If they were little and you were finding living on top of each other a bit much they could get you nursery/surestart places. The services and help offered would be to relieve pressure and improve your quality of life, if you wanted that. As well as some people not wanting to ask for help, others may not know how to access help or where from. Or in the case of people from other countries, that the help is even available. So the HV makes the first move. It isn't to interfere. You have nothing to worry about.

GiddyPickle · 03/04/2011 10:28

This reply has been deleted

Message withdrawn at poster's request.

AuntiePickleBottom · 03/04/2011 10:36

5 times A&E for chest infections/ diarrheoa relating to allergiesso there's a lot of notes out there on him

did you know every time you take your child to a&e, the HV gets informed..perhaps the reason she phoned to make sure every thing is ok

StewieGriffinsMom · 03/04/2011 10:43

This reply has been deleted

Message withdrawn at poster's request.

lesley33 · 03/04/2011 10:53

4 children and 2 bedrooms would not raise any concerns at all. It is perfectly fine for children to share bedrooms. It sounds more that because you were distracted and didn't chat they may have thought you might have PND. This woould also explain why the HV checked so many times in the phone conversation whether you wanted a visit or not - many parents will put on a brave face, but will admit their feelings if someone probes.

From everything you have said there are absolutely no red flags that would concern SS. You have a happy healthy child who you get medical treatment for when needed. Your house is clean - although red flag would not be if your house was dirty, but if it was really disgustingly dirty.

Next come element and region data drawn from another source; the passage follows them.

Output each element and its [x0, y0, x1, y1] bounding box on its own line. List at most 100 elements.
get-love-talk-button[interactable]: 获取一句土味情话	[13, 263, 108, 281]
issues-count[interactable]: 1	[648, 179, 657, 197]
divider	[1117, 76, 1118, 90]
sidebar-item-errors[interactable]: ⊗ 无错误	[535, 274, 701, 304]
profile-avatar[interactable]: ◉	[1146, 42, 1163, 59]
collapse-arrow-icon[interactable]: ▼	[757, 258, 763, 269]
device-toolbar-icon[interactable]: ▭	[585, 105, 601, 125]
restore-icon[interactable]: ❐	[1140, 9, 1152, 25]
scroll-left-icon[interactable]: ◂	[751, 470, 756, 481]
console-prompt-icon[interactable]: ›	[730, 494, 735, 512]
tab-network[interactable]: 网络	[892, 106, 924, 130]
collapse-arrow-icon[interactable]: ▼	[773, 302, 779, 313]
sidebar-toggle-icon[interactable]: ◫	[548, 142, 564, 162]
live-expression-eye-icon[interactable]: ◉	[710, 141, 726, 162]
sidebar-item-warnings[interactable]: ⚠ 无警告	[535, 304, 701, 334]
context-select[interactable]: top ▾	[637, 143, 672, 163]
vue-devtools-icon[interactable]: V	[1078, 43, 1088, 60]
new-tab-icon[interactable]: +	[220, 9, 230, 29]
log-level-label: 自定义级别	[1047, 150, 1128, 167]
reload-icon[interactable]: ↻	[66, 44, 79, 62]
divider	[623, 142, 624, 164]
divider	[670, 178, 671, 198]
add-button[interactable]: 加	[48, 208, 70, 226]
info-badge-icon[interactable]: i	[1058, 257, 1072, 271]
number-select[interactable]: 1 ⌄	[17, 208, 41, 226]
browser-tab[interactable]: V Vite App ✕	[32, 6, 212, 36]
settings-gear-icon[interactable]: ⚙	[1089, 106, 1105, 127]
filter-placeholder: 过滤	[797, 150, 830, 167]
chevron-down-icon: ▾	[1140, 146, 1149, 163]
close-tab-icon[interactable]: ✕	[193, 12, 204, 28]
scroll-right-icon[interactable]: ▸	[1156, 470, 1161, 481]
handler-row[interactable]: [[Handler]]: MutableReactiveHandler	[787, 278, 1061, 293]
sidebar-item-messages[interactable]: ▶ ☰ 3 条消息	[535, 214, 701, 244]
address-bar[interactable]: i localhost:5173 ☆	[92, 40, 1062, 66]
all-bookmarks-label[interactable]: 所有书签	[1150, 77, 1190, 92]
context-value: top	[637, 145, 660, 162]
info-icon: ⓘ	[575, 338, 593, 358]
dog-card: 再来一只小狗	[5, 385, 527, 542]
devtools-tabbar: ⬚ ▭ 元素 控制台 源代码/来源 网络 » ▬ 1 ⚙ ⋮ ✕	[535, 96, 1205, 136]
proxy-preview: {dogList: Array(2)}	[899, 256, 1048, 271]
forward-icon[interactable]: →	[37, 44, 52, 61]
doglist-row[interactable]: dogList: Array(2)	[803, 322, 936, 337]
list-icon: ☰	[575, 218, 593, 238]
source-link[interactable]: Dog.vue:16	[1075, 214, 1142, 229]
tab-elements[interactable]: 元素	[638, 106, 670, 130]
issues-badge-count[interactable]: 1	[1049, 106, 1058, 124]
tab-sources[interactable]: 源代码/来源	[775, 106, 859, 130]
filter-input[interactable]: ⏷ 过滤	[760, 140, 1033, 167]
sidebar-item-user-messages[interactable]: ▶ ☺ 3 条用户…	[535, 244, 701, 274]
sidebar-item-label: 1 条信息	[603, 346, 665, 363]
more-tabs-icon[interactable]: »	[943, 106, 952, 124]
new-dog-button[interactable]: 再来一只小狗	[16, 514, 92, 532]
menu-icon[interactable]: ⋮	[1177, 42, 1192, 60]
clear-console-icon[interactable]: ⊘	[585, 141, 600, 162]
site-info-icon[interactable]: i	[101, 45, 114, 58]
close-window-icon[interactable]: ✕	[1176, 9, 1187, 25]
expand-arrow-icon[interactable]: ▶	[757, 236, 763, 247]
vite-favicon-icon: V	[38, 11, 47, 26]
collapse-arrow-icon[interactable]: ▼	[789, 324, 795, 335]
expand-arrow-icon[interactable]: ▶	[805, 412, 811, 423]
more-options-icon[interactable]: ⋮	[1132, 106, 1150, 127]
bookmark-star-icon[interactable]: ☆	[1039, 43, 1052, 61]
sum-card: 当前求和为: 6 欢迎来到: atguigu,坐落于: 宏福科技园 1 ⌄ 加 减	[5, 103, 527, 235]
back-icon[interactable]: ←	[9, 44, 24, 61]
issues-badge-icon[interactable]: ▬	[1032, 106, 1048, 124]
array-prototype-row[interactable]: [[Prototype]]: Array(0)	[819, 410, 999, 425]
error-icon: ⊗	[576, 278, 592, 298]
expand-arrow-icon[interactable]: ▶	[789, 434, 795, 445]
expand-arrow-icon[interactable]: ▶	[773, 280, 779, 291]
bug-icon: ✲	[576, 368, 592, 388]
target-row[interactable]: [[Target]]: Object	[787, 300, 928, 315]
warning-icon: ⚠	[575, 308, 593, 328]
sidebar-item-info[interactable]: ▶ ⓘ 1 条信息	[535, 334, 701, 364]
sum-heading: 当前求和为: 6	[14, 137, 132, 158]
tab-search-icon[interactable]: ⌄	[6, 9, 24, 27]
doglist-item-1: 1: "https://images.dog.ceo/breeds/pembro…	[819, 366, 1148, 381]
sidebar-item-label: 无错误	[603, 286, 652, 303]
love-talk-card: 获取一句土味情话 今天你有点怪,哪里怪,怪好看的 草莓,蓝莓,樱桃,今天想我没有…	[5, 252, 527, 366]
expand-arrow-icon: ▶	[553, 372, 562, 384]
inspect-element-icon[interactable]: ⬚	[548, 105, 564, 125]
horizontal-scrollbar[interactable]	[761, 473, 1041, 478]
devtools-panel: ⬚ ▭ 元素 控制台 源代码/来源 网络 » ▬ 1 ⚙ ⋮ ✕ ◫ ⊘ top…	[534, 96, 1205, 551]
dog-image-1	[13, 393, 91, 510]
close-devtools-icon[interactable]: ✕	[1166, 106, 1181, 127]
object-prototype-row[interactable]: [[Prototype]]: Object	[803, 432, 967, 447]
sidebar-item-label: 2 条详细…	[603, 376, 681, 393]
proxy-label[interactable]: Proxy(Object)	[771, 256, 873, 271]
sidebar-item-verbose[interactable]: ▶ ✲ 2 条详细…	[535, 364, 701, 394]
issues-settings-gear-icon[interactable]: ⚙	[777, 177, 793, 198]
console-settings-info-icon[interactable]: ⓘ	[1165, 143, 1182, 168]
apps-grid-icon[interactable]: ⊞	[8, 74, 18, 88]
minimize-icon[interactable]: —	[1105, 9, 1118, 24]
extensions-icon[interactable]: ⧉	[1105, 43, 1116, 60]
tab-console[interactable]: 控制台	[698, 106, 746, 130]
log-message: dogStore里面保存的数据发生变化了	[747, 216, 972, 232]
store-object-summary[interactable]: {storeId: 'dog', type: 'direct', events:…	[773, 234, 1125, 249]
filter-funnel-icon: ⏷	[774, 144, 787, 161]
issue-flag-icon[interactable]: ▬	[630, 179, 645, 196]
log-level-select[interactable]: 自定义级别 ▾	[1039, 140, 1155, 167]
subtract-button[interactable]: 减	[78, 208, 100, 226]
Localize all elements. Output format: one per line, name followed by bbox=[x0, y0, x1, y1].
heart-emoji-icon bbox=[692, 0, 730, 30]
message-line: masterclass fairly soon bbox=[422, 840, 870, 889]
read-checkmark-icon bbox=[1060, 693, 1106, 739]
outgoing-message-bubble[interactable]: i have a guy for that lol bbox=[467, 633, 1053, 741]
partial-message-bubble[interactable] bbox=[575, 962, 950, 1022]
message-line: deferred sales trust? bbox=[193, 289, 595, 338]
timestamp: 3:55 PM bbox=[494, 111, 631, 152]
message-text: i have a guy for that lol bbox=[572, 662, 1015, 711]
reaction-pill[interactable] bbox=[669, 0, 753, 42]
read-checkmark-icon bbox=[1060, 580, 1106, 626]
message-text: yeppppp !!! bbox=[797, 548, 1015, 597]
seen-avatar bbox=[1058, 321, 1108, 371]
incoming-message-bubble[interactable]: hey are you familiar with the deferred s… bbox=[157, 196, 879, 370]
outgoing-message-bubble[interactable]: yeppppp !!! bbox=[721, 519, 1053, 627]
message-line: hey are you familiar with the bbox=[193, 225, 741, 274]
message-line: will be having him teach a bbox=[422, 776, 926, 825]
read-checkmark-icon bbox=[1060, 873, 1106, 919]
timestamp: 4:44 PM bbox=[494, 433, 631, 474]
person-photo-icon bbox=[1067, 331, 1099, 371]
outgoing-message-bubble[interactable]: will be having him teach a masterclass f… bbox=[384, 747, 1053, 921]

The fact that you have no family would not be a red flag for SS. But HV may see it as a red flag that makes you more at risk of developing PND. This means she may keep an eye out that you are okay, but thsi is her job.

I know you don't have PND - but even if you did all it would mean is that you would be offered help e.g. counselling, anti depressants, nursery place - things like that. Nobody is going to take your child away or mark you down as a bad mother.

lesley33 · 03/04/2011 10:55

The hospital visits will only be noted in as far as you are looking after a baby who has health problems and this may incresae your likelihood of PND.

mumtoaandj · 03/04/2011 11:31

when my son attends a and e etc the health visitors receive a letter/note from a and e-they probably have received them and when filing just wanted to check up on you. nothing to worry about- x

WeighingAndWaiting · 03/04/2011 12:41

Thanks for all the replies.

I would have been less paranoid had she said 'your son's in hospital a lot, are you all ok there' as that would make sense. It was the fact she said some (strange) busybody had recommended me for a home visit, without saying why, that bothered me!

I had baby blues pretty badly at first, a very ill baby and no support so I am very prickley now. Only in the last few months has it got easy again.

We do have 1 pre-teen and 2 mixed gender teenagers in the house, plus one room is tiny. But they grew up in the same accomadation abroad, as did their friends so it's not odd to us or them. They are very well behaved, excel at music and get almost exclusively A grades so hardly a worry. In fact they are strangely good and surely one of them will turn soon! DH and I thinking of moving to the front room, or one of them, with a sofa bed. We are pretty normal, though I think different for the area.

I'd love a nursery place Grin they are so expensive!